The Trump administration is looking to make deportation orders much more expensive for foreign nationals to reverse by dramatically hiking appeal fees.
The Executive Office for Immigration Review (EOIR) announced a proposed rule Thursday to aggressively raise the price tag for appealing a deportation order, with fee hikes ranging in price depending on the type of appeal. One proposal seeks to raise the cost of appealing an immigration judge’s decision by nearly nine times the current cost.
The proposed rule change is the Trump administration’s latest move to escalate enforcement of U.S. immigration laws.
It already costs $100 to $110 to appeal a deportation order handed down by the U.S. immigration court system, depending on the appeal. For example, it costs $110 to file an EOIR-26 to appeal a deportation order by an immigration judge. Under the proposed rule change, this fee would rise to $975.

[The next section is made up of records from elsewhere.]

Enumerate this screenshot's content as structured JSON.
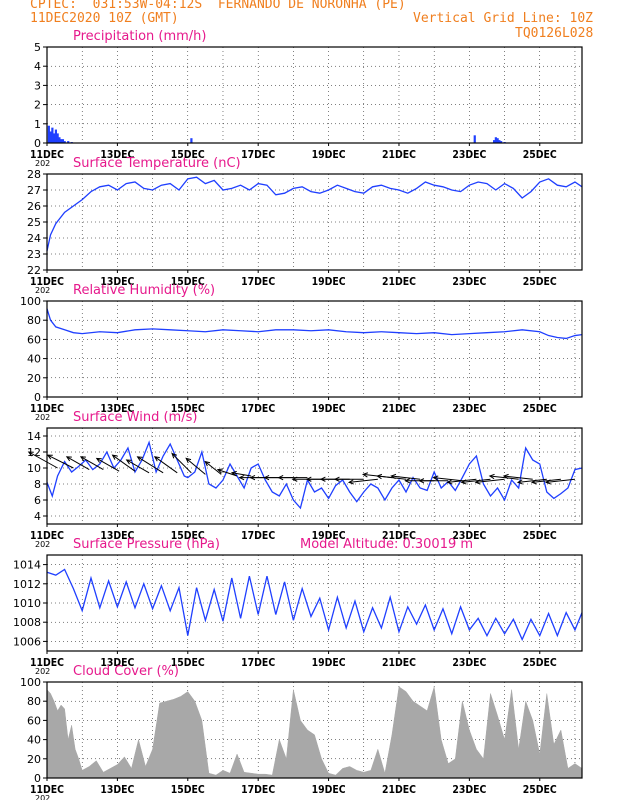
{
  "header": {
    "line1": "CPTEC:  031:53W-04:12S  FERNANDO DE NORONHA (PE)",
    "line2_left": "11DEC2020 10Z (GMT)",
    "line2_right": "Vertical Grid Line: 10Z",
    "line3_right": "TQ0126L028"
  },
  "colors": {
    "header": "#f07f1f",
    "title": "#e6198c",
    "series": "#1f3fff",
    "cloud": "#a8a8a8",
    "vector": "#000000"
  },
  "x_axis": {
    "tick_labels": [
      "11DEC",
      "13DEC",
      "15DEC",
      "17DEC",
      "19DEC",
      "21DEC",
      "23DEC",
      "25DEC"
    ],
    "tick_days": [
      0,
      2,
      4,
      6,
      8,
      10,
      12,
      14
    ],
    "range_days": [
      0,
      15.2
    ],
    "year_fragment": "202"
  },
  "chart_data": [
    {
      "type": "bar",
      "title": "Precipitation (mm/h)",
      "ylim": [
        0,
        5
      ],
      "yticks": [
        0,
        1,
        2,
        3,
        4,
        5
      ],
      "x": [
        0.05,
        0.1,
        0.15,
        0.2,
        0.25,
        0.3,
        0.35,
        0.4,
        0.45,
        0.5,
        0.6,
        0.7,
        4.1,
        12.15,
        12.7,
        12.75,
        12.8,
        12.85,
        12.9,
        13.0
      ],
      "values": [
        0.9,
        0.6,
        0.8,
        0.5,
        0.7,
        0.5,
        0.3,
        0.2,
        0.2,
        0.1,
        0.1,
        0.05,
        0.25,
        0.4,
        0.15,
        0.3,
        0.25,
        0.15,
        0.1,
        0.05
      ]
    },
    {
      "type": "line",
      "title": "Surface Temperature (nC)",
      "ylim": [
        22,
        28
      ],
      "yticks": [
        22,
        23,
        24,
        25,
        26,
        27,
        28
      ],
      "x": [
        0,
        0.1,
        0.25,
        0.5,
        0.75,
        1.0,
        1.25,
        1.5,
        1.75,
        2.0,
        2.25,
        2.5,
        2.75,
        3.0,
        3.25,
        3.5,
        3.75,
        4.0,
        4.25,
        4.5,
        4.75,
        5.0,
        5.25,
        5.5,
        5.75,
        6.0,
        6.25,
        6.5,
        6.75,
        7.0,
        7.25,
        7.5,
        7.75,
        8.0,
        8.25,
        8.5,
        8.75,
        9.0,
        9.25,
        9.5,
        9.75,
        10.0,
        10.25,
        10.5,
        10.75,
        11.0,
        11.25,
        11.5,
        11.75,
        12.0,
        12.25,
        12.5,
        12.75,
        13.0,
        13.25,
        13.5,
        13.75,
        14.0,
        14.25,
        14.5,
        14.75,
        15.0,
        15.2
      ],
      "values": [
        23.2,
        24.2,
        24.9,
        25.6,
        26.0,
        26.4,
        26.9,
        27.2,
        27.3,
        27.0,
        27.4,
        27.5,
        27.1,
        27.0,
        27.3,
        27.4,
        27.0,
        27.7,
        27.8,
        27.4,
        27.6,
        27.0,
        27.1,
        27.3,
        27.0,
        27.4,
        27.3,
        26.7,
        26.8,
        27.1,
        27.2,
        26.9,
        26.8,
        27.0,
        27.3,
        27.1,
        26.9,
        26.8,
        27.2,
        27.3,
        27.1,
        27.0,
        26.8,
        27.1,
        27.5,
        27.3,
        27.2,
        27.0,
        26.9,
        27.3,
        27.5,
        27.4,
        27.0,
        27.4,
        27.1,
        26.5,
        26.9,
        27.5,
        27.7,
        27.3,
        27.2,
        27.5,
        27.2
      ]
    },
    {
      "type": "line",
      "title": "Relative Humidity (%)",
      "ylim": [
        0,
        100
      ],
      "yticks": [
        0,
        20,
        40,
        60,
        80,
        100
      ],
      "x": [
        0,
        0.1,
        0.25,
        0.5,
        0.75,
        1.0,
        1.5,
        2.0,
        2.5,
        3.0,
        3.5,
        4.0,
        4.5,
        5.0,
        5.5,
        6.0,
        6.5,
        7.0,
        7.5,
        8.0,
        8.5,
        9.0,
        9.5,
        10.0,
        10.5,
        11.0,
        11.5,
        12.0,
        12.5,
        13.0,
        13.5,
        14.0,
        14.25,
        14.5,
        14.75,
        15.0,
        15.2
      ],
      "values": [
        92,
        80,
        73,
        70,
        67,
        66,
        68,
        67,
        70,
        71,
        70,
        69,
        68,
        70,
        69,
        68,
        70,
        70,
        69,
        70,
        68,
        67,
        68,
        67,
        66,
        67,
        65,
        66,
        67,
        68,
        70,
        68,
        64,
        62,
        61,
        64,
        65
      ]
    },
    {
      "type": "line",
      "title": "Surface Wind (m/s)",
      "ylim": [
        3,
        15
      ],
      "yticks": [
        4,
        6,
        8,
        10,
        12,
        14
      ],
      "x": [
        0,
        0.15,
        0.3,
        0.5,
        0.7,
        0.9,
        1.1,
        1.3,
        1.5,
        1.7,
        1.9,
        2.1,
        2.3,
        2.5,
        2.7,
        2.9,
        3.1,
        3.3,
        3.5,
        3.7,
        3.9,
        4.0,
        4.2,
        4.4,
        4.6,
        4.8,
        5.0,
        5.2,
        5.4,
        5.6,
        5.8,
        6.0,
        6.2,
        6.4,
        6.6,
        6.8,
        7.0,
        7.2,
        7.4,
        7.6,
        7.8,
        8.0,
        8.2,
        8.4,
        8.6,
        8.8,
        9.0,
        9.2,
        9.4,
        9.6,
        9.8,
        10.0,
        10.2,
        10.4,
        10.6,
        10.8,
        11.0,
        11.2,
        11.4,
        11.6,
        11.8,
        12.0,
        12.2,
        12.4,
        12.6,
        12.8,
        13.0,
        13.2,
        13.4,
        13.6,
        13.8,
        14.0,
        14.2,
        14.4,
        14.6,
        14.8,
        15.0,
        15.2
      ],
      "values": [
        8.2,
        6.5,
        9.0,
        10.8,
        9.5,
        10.2,
        11.0,
        9.8,
        10.5,
        12.0,
        10.0,
        11.0,
        12.5,
        9.5,
        11.0,
        13.2,
        9.5,
        11.5,
        13.0,
        11.0,
        9.0,
        8.8,
        9.5,
        12.0,
        8.0,
        7.5,
        8.5,
        10.5,
        9.0,
        7.5,
        10.0,
        10.5,
        8.5,
        7.0,
        6.5,
        8.0,
        6.0,
        5.0,
        8.5,
        7.0,
        7.5,
        6.2,
        7.8,
        8.5,
        7.0,
        5.8,
        7.0,
        8.0,
        7.5,
        6.0,
        7.5,
        8.5,
        7.0,
        8.8,
        7.5,
        7.2,
        9.5,
        7.5,
        8.3,
        7.2,
        8.8,
        10.5,
        11.5,
        8.0,
        6.5,
        7.5,
        6.0,
        8.5,
        7.5,
        12.5,
        11.0,
        10.5,
        7.0,
        6.2,
        6.8,
        7.5,
        9.8,
        10.0
      ]
    },
    {
      "type": "line",
      "title": "Surface Pressure (hPa)",
      "annotation": "Model Altitude: 0.30019 m",
      "ylim": [
        1005,
        1015
      ],
      "yticks": [
        1006,
        1008,
        1010,
        1012,
        1014
      ],
      "x": [
        0,
        0.25,
        0.5,
        0.75,
        1.0,
        1.25,
        1.5,
        1.75,
        2.0,
        2.25,
        2.5,
        2.75,
        3.0,
        3.25,
        3.5,
        3.75,
        4.0,
        4.25,
        4.5,
        4.75,
        5.0,
        5.25,
        5.5,
        5.75,
        6.0,
        6.25,
        6.5,
        6.75,
        7.0,
        7.25,
        7.5,
        7.75,
        8.0,
        8.25,
        8.5,
        8.75,
        9.0,
        9.25,
        9.5,
        9.75,
        10.0,
        10.25,
        10.5,
        10.75,
        11.0,
        11.25,
        11.5,
        11.75,
        12.0,
        12.25,
        12.5,
        12.75,
        13.0,
        13.25,
        13.5,
        13.75,
        14.0,
        14.25,
        14.5,
        14.75,
        15.0,
        15.2
      ],
      "values": [
        1013.2,
        1012.9,
        1013.5,
        1011.5,
        1009.2,
        1012.6,
        1009.5,
        1012.3,
        1009.6,
        1012.2,
        1009.5,
        1012.0,
        1009.4,
        1011.8,
        1009.2,
        1011.6,
        1006.6,
        1011.6,
        1008.2,
        1011.4,
        1008.1,
        1012.6,
        1008.4,
        1012.8,
        1008.8,
        1012.8,
        1008.8,
        1012.2,
        1008.2,
        1011.5,
        1008.6,
        1010.5,
        1007.2,
        1010.6,
        1007.4,
        1010.2,
        1007.0,
        1009.5,
        1007.4,
        1010.6,
        1007.0,
        1009.6,
        1007.8,
        1009.8,
        1007.2,
        1009.4,
        1006.8,
        1009.6,
        1007.2,
        1008.4,
        1006.6,
        1008.4,
        1006.8,
        1008.3,
        1006.2,
        1008.3,
        1006.6,
        1008.9,
        1006.6,
        1009.0,
        1007.2,
        1009.0
      ]
    },
    {
      "type": "area",
      "title": "Cloud Cover (%)",
      "ylim": [
        0,
        100
      ],
      "yticks": [
        0,
        20,
        40,
        60,
        80,
        100
      ],
      "x": [
        0,
        0.1,
        0.2,
        0.3,
        0.4,
        0.5,
        0.6,
        0.7,
        0.8,
        0.9,
        1.0,
        1.2,
        1.4,
        1.6,
        1.8,
        2.0,
        2.2,
        2.4,
        2.6,
        2.8,
        3.0,
        3.2,
        3.4,
        3.6,
        3.8,
        4.0,
        4.2,
        4.4,
        4.6,
        4.8,
        5.0,
        5.2,
        5.4,
        5.6,
        5.8,
        6.0,
        6.2,
        6.4,
        6.6,
        6.8,
        7.0,
        7.2,
        7.4,
        7.6,
        7.8,
        8.0,
        8.2,
        8.4,
        8.6,
        8.8,
        9.0,
        9.2,
        9.4,
        9.6,
        9.8,
        10.0,
        10.2,
        10.4,
        10.6,
        10.8,
        11.0,
        11.2,
        11.4,
        11.6,
        11.8,
        12.0,
        12.2,
        12.4,
        12.6,
        12.8,
        13.0,
        13.2,
        13.4,
        13.6,
        13.8,
        14.0,
        14.2,
        14.4,
        14.6,
        14.8,
        15.0,
        15.2
      ],
      "values": [
        92,
        88,
        80,
        70,
        76,
        72,
        40,
        55,
        30,
        20,
        8,
        12,
        18,
        6,
        10,
        14,
        22,
        10,
        40,
        12,
        30,
        78,
        80,
        82,
        85,
        90,
        80,
        60,
        5,
        3,
        8,
        5,
        25,
        6,
        5,
        4,
        4,
        3,
        40,
        20,
        92,
        60,
        50,
        45,
        20,
        5,
        3,
        10,
        12,
        8,
        6,
        8,
        30,
        5,
        45,
        95,
        90,
        80,
        75,
        70,
        95,
        40,
        15,
        20,
        80,
        50,
        30,
        20,
        88,
        65,
        40,
        92,
        30,
        80,
        60,
        25,
        88,
        35,
        50,
        10,
        15,
        10
      ]
    }
  ],
  "wind_vectors": {
    "x": [
      0.3,
      0.75,
      1.2,
      1.6,
      2.05,
      2.5,
      2.9,
      3.3,
      3.7,
      4.1,
      4.5,
      4.95,
      5.4,
      5.8,
      6.2,
      6.6,
      7.0,
      7.4,
      7.8,
      8.2,
      8.6,
      9.0,
      9.4,
      9.8,
      10.2,
      10.6,
      11.0,
      11.4,
      11.8,
      12.2,
      12.6,
      13.0,
      13.4,
      13.8,
      14.2,
      14.6,
      15.0
    ],
    "y": [
      10.0,
      10.0,
      9.8,
      9.8,
      9.6,
      9.6,
      9.4,
      9.4,
      9.4,
      9.4,
      9.2,
      9.2,
      9.0,
      9.0,
      8.8,
      8.8,
      8.8,
      8.8,
      8.6,
      8.6,
      8.6,
      8.6,
      8.6,
      8.8,
      8.6,
      8.6,
      8.4,
      8.4,
      8.4,
      8.6,
      8.6,
      8.6,
      8.6,
      8.6,
      8.6,
      8.6,
      8.6
    ],
    "u": [
      -9,
      -8,
      -7,
      -7,
      -7,
      -7,
      -7,
      -8,
      -7,
      -6,
      -6,
      -5,
      -6,
      -6,
      -8,
      -9,
      -9,
      -9,
      -9,
      -9,
      -9,
      -9,
      -9,
      -9,
      -9,
      -9,
      -9,
      -9,
      -9,
      -9,
      -9,
      -9,
      -9,
      -9,
      -9,
      -9,
      -9
    ],
    "v": [
      5,
      4,
      4,
      4,
      4,
      5,
      4,
      5,
      5,
      6,
      5,
      4,
      2,
      1,
      0,
      0,
      0,
      0,
      0,
      0,
      0,
      0,
      -1,
      1,
      1,
      1,
      0,
      0,
      1,
      -1,
      -1,
      -1,
      1,
      1,
      -1,
      -1,
      -1
    ]
  }
}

The other new appeal fees range from $305 to $705. The proposed rule, however, would not affect an alien’s ability to submit fee waiver requests or add any new fees.
The Executive Office of Immigration Review (EOIR) said the fee hikes were needed given rising operating costs.

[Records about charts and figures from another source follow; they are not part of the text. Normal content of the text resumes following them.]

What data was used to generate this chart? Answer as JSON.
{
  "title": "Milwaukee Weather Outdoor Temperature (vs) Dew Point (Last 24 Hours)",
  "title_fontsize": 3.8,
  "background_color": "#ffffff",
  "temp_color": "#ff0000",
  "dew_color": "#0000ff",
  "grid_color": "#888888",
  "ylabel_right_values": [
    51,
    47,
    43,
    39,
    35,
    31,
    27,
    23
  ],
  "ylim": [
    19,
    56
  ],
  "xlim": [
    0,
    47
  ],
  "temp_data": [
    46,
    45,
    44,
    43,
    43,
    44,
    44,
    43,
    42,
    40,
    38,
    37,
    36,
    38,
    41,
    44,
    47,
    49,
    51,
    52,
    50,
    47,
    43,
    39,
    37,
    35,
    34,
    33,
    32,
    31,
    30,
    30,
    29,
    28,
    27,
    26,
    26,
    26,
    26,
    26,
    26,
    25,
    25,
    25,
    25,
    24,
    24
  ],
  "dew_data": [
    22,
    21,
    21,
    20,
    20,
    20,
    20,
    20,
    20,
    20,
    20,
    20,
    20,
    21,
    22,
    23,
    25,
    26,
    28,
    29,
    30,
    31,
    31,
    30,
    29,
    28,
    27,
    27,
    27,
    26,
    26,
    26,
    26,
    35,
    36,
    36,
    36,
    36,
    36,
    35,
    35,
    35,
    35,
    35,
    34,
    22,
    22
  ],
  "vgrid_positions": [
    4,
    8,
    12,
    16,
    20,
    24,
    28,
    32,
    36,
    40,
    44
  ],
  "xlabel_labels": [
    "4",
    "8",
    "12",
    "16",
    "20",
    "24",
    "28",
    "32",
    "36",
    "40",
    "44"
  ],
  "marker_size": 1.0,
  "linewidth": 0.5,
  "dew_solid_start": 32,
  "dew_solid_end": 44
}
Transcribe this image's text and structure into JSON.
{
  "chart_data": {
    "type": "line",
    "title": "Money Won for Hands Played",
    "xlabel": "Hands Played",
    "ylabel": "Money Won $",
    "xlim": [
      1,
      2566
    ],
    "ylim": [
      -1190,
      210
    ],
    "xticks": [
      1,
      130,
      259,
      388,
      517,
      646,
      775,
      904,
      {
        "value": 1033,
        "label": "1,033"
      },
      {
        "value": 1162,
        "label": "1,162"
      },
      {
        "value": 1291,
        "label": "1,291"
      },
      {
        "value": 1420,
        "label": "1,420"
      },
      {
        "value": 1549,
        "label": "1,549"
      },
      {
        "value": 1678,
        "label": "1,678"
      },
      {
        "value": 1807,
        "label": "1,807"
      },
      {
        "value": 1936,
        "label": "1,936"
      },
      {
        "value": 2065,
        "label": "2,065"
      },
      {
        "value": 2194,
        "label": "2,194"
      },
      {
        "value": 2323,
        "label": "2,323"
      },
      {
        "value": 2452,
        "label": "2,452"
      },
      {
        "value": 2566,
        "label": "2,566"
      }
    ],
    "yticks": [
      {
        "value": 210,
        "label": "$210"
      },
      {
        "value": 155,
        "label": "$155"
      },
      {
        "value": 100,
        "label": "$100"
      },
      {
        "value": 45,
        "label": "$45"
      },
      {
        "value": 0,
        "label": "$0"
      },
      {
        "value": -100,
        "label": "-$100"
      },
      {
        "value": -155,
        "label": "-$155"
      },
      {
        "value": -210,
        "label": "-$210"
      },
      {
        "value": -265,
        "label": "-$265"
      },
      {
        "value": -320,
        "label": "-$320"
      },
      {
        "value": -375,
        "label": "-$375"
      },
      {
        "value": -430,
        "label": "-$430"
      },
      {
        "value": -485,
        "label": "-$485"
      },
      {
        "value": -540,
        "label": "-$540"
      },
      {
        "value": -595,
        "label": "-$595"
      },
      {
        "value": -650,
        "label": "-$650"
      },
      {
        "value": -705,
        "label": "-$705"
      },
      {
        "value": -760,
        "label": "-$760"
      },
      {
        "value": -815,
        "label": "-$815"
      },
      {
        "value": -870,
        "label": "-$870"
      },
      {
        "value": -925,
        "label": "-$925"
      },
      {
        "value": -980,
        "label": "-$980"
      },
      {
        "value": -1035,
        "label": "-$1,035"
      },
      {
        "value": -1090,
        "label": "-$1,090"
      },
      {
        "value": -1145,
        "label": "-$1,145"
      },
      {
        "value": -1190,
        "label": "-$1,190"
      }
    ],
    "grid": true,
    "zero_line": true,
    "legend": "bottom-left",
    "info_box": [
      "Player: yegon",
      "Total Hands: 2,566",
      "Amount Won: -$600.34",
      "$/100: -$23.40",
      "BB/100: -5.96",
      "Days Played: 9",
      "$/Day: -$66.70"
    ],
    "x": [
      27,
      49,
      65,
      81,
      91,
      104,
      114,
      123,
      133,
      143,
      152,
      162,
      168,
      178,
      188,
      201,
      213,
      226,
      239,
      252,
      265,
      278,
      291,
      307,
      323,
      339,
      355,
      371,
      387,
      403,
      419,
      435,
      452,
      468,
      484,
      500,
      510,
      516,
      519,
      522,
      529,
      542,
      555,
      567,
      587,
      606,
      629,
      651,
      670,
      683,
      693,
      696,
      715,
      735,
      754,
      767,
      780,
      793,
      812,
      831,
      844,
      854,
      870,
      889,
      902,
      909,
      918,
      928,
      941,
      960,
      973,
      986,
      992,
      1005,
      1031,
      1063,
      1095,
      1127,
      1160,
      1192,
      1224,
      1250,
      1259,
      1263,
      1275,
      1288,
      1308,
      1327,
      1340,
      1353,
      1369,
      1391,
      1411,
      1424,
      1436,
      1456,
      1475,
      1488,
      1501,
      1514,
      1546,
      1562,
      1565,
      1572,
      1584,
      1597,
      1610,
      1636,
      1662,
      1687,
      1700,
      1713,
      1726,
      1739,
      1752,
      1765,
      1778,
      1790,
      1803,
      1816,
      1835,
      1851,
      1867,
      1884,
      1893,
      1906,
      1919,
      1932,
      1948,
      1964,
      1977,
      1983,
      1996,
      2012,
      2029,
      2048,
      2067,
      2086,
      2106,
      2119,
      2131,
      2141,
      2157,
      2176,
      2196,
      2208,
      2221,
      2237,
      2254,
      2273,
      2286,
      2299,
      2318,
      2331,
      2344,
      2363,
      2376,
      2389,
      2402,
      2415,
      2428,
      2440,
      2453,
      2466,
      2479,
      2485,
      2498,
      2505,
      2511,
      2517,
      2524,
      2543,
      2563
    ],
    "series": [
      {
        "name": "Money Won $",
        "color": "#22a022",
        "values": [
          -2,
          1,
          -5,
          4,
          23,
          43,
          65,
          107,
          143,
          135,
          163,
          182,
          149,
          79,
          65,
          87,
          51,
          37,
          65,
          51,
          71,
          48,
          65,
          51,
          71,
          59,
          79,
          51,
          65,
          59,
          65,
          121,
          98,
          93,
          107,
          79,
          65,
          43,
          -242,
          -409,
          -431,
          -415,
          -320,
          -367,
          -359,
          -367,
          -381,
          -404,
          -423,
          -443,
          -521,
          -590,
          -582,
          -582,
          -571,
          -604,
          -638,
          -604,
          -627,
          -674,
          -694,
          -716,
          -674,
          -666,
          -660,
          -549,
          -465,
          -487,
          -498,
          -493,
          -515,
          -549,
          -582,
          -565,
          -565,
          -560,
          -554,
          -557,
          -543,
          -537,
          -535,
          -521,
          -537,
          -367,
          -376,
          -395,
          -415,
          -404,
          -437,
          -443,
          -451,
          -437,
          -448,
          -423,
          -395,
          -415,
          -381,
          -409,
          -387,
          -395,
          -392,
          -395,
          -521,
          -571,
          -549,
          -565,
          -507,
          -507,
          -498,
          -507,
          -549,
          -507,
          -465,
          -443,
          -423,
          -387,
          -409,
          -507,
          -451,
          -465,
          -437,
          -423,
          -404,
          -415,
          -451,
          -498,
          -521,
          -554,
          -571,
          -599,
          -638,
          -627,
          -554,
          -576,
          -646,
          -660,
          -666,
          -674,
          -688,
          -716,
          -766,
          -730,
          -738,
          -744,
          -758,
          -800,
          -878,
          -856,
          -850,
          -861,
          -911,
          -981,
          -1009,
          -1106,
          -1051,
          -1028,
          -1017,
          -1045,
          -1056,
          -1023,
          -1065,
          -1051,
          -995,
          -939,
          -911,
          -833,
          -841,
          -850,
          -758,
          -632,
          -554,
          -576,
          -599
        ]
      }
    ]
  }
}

“The activity-based cost analysis demonstrates that EOIR’s processing costs consistently exceed the assessed fees for these EOIR applications for relief, appeals, and motions. Although EOIR is an appropriated agency, EOIR has determined that it is necessary to update the fees charged for these EOIR forms and motions to more accurately reflect the costs for EOIR’s adjudications of these matters,” the proposal read.
“EOIR’s calculation of fees accordingly factors in both the public interest in ensuring that the immigration courts are accessible to aliens seeking relief and the public interest in ensuring that U.S. taxpayers do not bear a disproportionate burden in funding the immigration system,” it continued. (RELATED: ‘Further Confirms What We Have Said’: Internal Audit Finds Sanctuary Cities Are Affecting ICE’s Work)
The last time the Executive Office for Immigration Review (EOIR) updated their prices was over three decades ago in 1986.